24 febbraio 303: L’ultima grande persecuzione dei cristiani

Dopo aver conquistato nel 284 il trono imperiale, Diocleziano si impegnò in una profonda riforma statale per cercare di risollevare l’Impero Romano dalla crisi in cui era piombato negli ultimi decenni, creando la tetrarchia, la suddivisione del paese in quattro parti ben distinte governate da due “augusti” e due “cesari”. A questa divisione amministrativa doveva fare però da contraltare una forte unità sociale: impose il latino ovunque, anche in quelle zone dell’impero dove era d’uso il greco, riformò e unificò il sistema monetario, e naturalmente anche la religione doveva essere una e comune, cioè il culto del Sol Invictus, di Mitra, ma anche di Giove e degli altri dei. Per questo non c’era posto nella sua visione unitaria per quei gruppi religiosi che non volevano allinearsi a queste direttive, come i cristiani. Dopo alcune avvisaglie, il 24 febbraio del 303 venne affisso a Nicomedia, la capitale della parte di impero governata direttamente da Diocleziano, un editto con il quale si ordinava la distruzione dei testi sacri, la confisca dei beni delle chiese, il divieto dei cristiani di riunirsi in assemblee, e per quelli di alto rango la perdita di ogni privilegio e il divieto di accedere alle cariche pubbliche.

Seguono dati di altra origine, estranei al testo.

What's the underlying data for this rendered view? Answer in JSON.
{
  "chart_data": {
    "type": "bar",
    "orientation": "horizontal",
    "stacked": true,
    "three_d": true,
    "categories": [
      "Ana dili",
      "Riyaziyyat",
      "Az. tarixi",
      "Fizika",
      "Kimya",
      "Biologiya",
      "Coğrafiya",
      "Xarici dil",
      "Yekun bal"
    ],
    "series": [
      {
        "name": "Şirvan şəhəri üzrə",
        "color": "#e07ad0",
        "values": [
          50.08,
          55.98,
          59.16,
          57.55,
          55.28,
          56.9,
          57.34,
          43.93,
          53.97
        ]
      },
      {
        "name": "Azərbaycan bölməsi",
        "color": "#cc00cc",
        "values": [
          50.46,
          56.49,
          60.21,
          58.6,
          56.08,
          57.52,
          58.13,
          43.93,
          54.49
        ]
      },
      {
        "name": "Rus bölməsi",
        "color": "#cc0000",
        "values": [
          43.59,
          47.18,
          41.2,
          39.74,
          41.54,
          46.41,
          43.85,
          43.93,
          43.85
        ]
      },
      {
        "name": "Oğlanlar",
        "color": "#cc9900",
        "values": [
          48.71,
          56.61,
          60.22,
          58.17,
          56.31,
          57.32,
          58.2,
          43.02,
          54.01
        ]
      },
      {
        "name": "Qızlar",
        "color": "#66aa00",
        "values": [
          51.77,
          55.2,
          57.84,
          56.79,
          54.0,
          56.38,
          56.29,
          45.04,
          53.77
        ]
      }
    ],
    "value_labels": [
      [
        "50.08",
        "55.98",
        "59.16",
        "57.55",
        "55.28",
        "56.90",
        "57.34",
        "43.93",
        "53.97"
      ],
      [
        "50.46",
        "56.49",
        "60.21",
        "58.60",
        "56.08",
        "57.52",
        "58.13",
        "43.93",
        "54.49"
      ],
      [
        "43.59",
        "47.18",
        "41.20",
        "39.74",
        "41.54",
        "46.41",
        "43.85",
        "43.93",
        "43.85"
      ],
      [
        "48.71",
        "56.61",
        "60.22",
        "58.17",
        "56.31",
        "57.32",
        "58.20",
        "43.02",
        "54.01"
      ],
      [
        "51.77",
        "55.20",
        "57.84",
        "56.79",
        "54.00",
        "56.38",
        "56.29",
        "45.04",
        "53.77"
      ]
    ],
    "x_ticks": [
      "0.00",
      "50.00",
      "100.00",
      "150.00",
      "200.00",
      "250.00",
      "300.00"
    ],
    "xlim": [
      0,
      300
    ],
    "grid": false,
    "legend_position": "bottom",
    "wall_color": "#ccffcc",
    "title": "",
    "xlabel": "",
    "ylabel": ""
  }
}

A questi seguirono altri editti sempre più duri, che portarono all’arresto di chiunque non rispettasse l’obbligo di sacrificare agli dei. I cronisti cristiani dell’epoca raccontano di quei giorni come lo svolgersi di una guerra, con particolare durezza nei territori controllati da Diocleziano e dal suo cesare per l’Oriente, Galerio, dove ci furono migliaia di martiri. Con l’abdicazione nel 305 di Diocleziano e la successiva lotta di potere, la questione cristiana divenne di secondaria importanza, Galerio addirittura, nel 311, emanò in punto di morte un editto di tolleranza per i cristiani, confermato poi dal nuovo imperatore Costantino. La cristianizzazione dell’Impero era cominciata.